Through navigating the intricate world of play behavior we can dissect how animals, from rambunctious rat pups to the majestic meerkats, use this seemingly frivolous activity as a critical tool for survival. Explore the fine line between amusement and aggression, and discover how young creatures use play as a classroom for the lessons of life, playing a part in everything from social hierarchies to practicing recovery.

David Toomey is a Professor and Co-Director of the PWTC Program at the University of Massachusetts Amherst. He is also the author and co-author of several books, including Kingdom of Play: What Ball-bouncing Octopuses, Belly-flopping Monkeys, and Mud-sliding Elephants Reveal about Life Itself and The New Time Travelers: A Journey to the Frontiers of Physics.

David and Greg discuss where humor meets hierarchy, where verbal jousts and jests reveal much about the social fabric of our own species and the animal kingdom – Play Behavior. David discusses the evolutionary parallels between the spontaneous nature of improv and the unpredictability of life itself, proving that being adept at handling the unexpected may well be hardwired in our DNA. Then they examine the broader implications of play throughout life, challenging the separation of creation and judgment and considering the profound implications of play for our sense of self and the wider world.

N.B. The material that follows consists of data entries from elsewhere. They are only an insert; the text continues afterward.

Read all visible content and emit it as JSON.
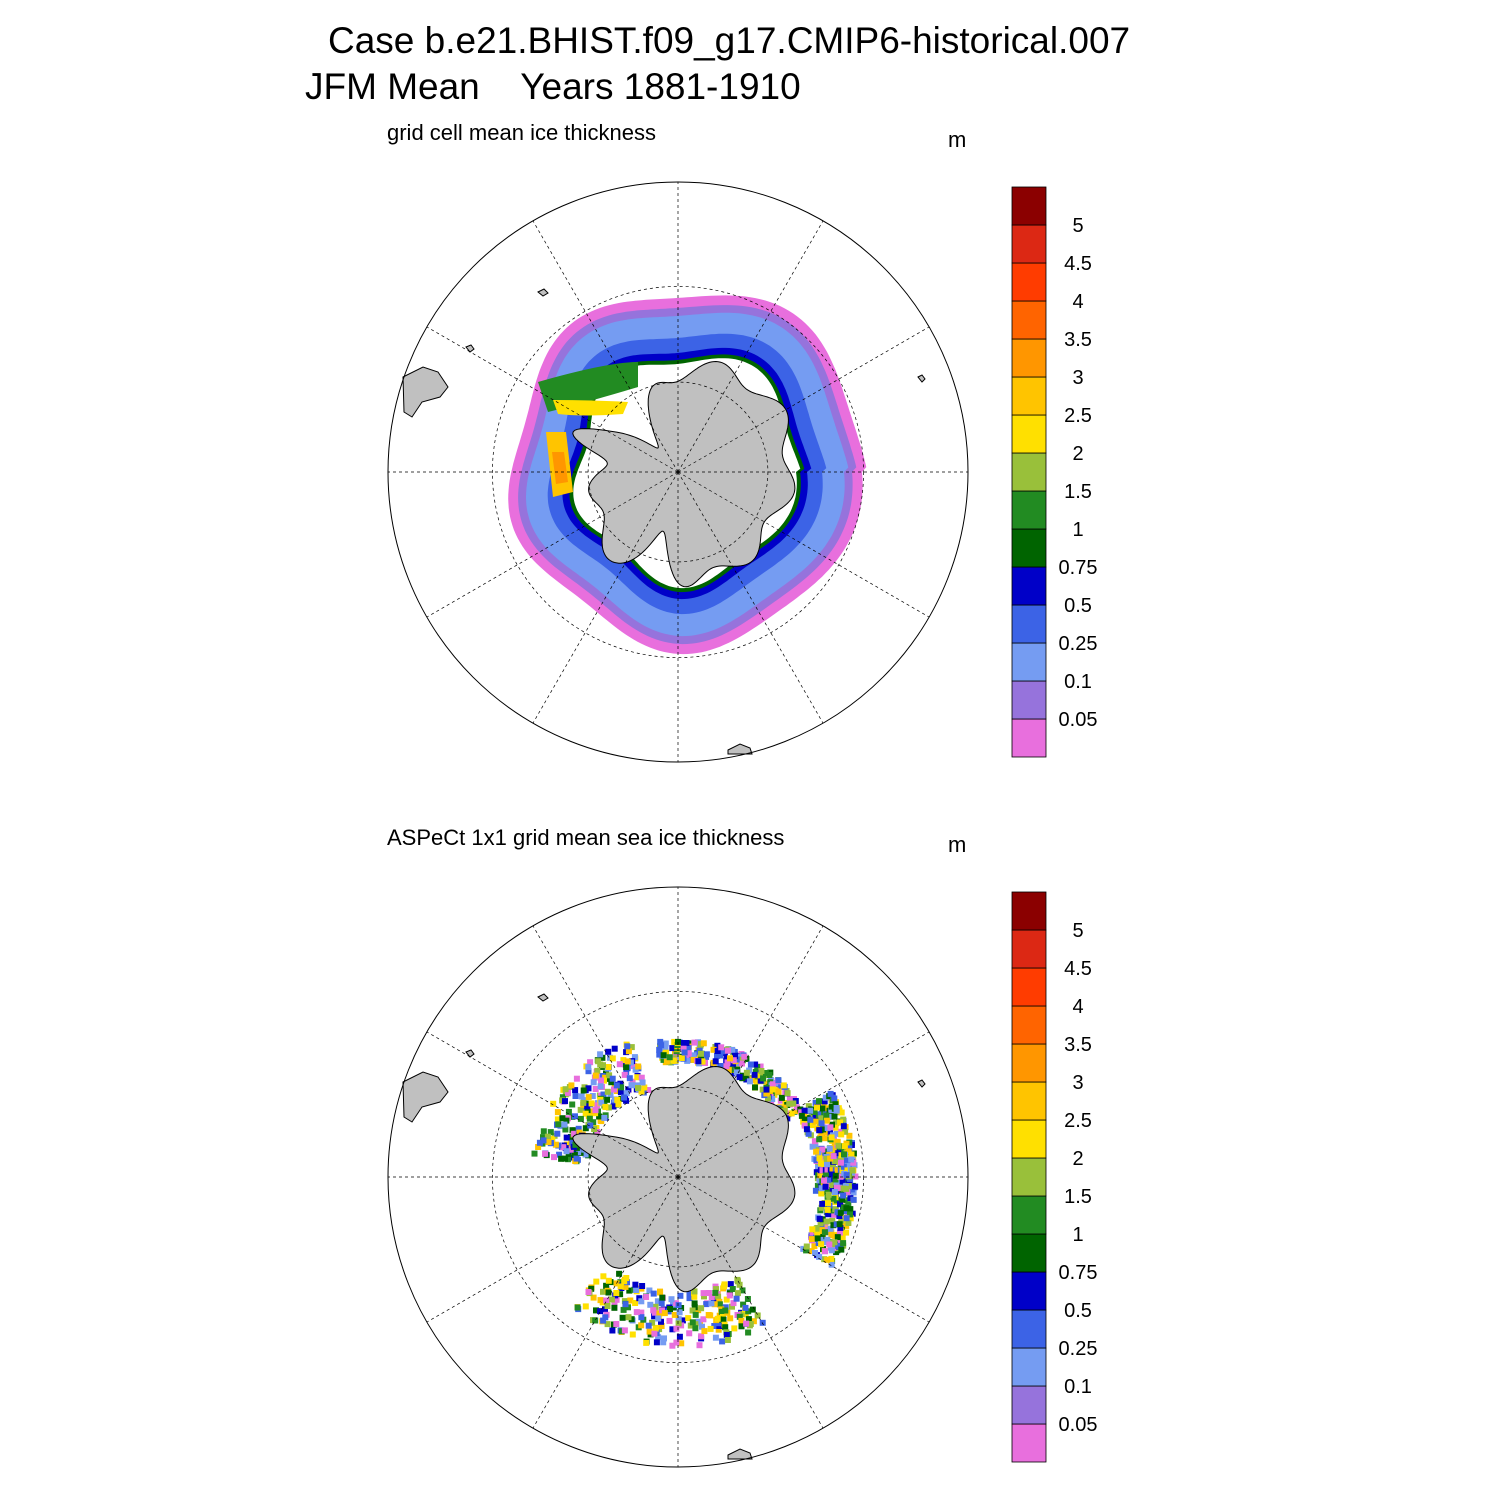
{
  "title": {
    "line1": "Case b.e21.BHIST.f09_g17.CMIP6-historical.007",
    "line2": "JFM Mean    Years 1881-1910"
  },
  "colors": {
    "land": "#c0c0c0",
    "ocean": "#ffffff",
    "graticule": "#000000",
    "scale": [
      "#e86fdd",
      "#9673dc",
      "#759cf2",
      "#3c63e6",
      "#0000c8",
      "#006400",
      "#228b22",
      "#99c03a",
      "#ffe000",
      "#ffc400",
      "#ff9600",
      "#ff6400",
      "#ff3c00",
      "#dc2814",
      "#8b0000"
    ]
  },
  "colorbar": {
    "labels": [
      "0.05",
      "0.1",
      "0.25",
      "0.5",
      "0.75",
      "1",
      "1.5",
      "2",
      "2.5",
      "3",
      "3.5",
      "4",
      "4.5",
      "5"
    ]
  },
  "panels": [
    {
      "subtitle": "grid cell mean ice thickness",
      "unit": "m",
      "kind": "model"
    },
    {
      "subtitle": "ASPeCt 1x1 grid mean sea ice thickness",
      "unit": "m",
      "kind": "obs"
    }
  ]
}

*unSILOed Podcast is produced by University FM.*Episode Quotes:

Why is play the defining characteristic of life?

33:49: Play and natural selection seem to have quite a lot in common. They are both provisional and they both balance competition and cooperation, and so on and so forth. All the many features of natural selection are also features of play. And you could push this, and I do push this a bit further, and say natural selection is the defining feature of life. You can say, well, life is something that grows, consumes, and dies, but the same can be said of stars or candle flames. You can say that life reproduces, but the same could be said of crystals. But the thing that characterizes life that does not characterize candle flames, stars, or crystals is that it evolved by natural selection. So, if natural selection and play share features, then I don't think it's going too far to say that life is fundamentally playful.

Exploration vs. play

04:32: One way to separate exploration from play is an animal exploring its environment or exploring something will conclude its exploration and decide that's all I'm going to do, that's all. Now I'm comfortable; I've sufficiently explored it, and we're done with that. But there's no clear endpoint to play. An animal stops playing only when it's tired of playing or becomes interested in something else. So all of that together may be sufficient to define play.

Natural selection is improv

21:48: Natural selection has many features, and one feature of natural selection, and Darwin noted this: it seldom works from scratch. It takes an existing feature and changes it—maybe improves it. So, for instance, the bones of a paw, if you will, if they are lengthened, and lightened, and hollowed, become the bones of a bird's wing, but the fundamental structure is the same; they're the same number, they are the same relation to each other, or they become the bones of a whale's fin, same thing, same number, same relation between them. So, natural selection doesn't invent things from scratch very often. It just changes things, and that's exactly what improv does. We all know the rule of improv is yes and. And that is, it seems to me, its natural selection is also yes and.

On the evolutionary purposes of play

06:59: This is what anyone would answer you if you asked the question right on this play. One is that it's training for adult behavior. That is, we're learning how to explore, hunt, or mate in our play. The other is that it's socialization. That is, for social animals, and consider wolf cubs. Wolves need to play together if they are to learn to cooperate, and they need to cooperate if they are to take down an animal larger than themselves, like an elk. A wolf can't do it alone. Thus, play is necessary for the survival of the individual animal. It's also essential for the survival of the pack itself. So those are the two long-standing hypotheses.